Bus tour follows gay community’s journey

Wheels on a bus will soon go ’round and ’round on a less than straight route, with Pride organizers steering queer in the driver’s seat.

Seriously. The Edmonton Queer History Bus Tour will take riders on a fabulous roll through the city’s queer evolution tomorrow night, and notable wayposts that mark its map.

Led by iconic local guy in disguise Darrin Hagen — a living legend in the Canadian drag scene — the tour will hit infamous locations and recently uncovered gay landmarks.

“It’s interesting to see where the community started,” he said. “Some people don’t know which places were around back in the day.”

In addition to hitting the locations of current and past same-sex bars that began to pop up after 1969, Hagen will lead tourists to historic hotels and lounges rumoured to be homosexual hangouts in the ’40s and ’50s, before the dawn of Alberta’s gay movement.

“We’re in a different time now,” he said. “Human rights have been sort of granted to us in Alberta and the scene has changed completely. By necessity people had to watch the way they acted.”
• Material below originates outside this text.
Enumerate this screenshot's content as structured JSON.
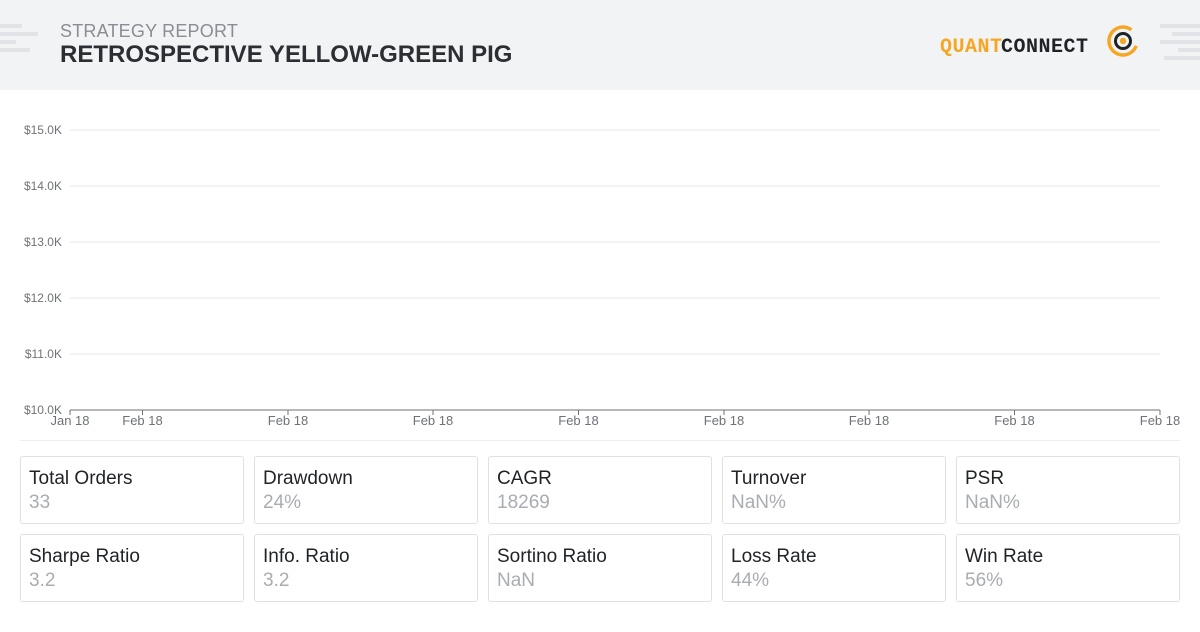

A pivotal point in Edmonton’s queer history is the raid of the Pieces Health Spa in 1981, after which, people were forced to divulge information on their sexual history to police, Hagen said.

Included in the 31 stops is Michal Phair’s house, the first openly homosexual Edmonton councillor, a number of “drag mansions,” and Bellamy Hill, where gay men were known to stroll in the ’70s.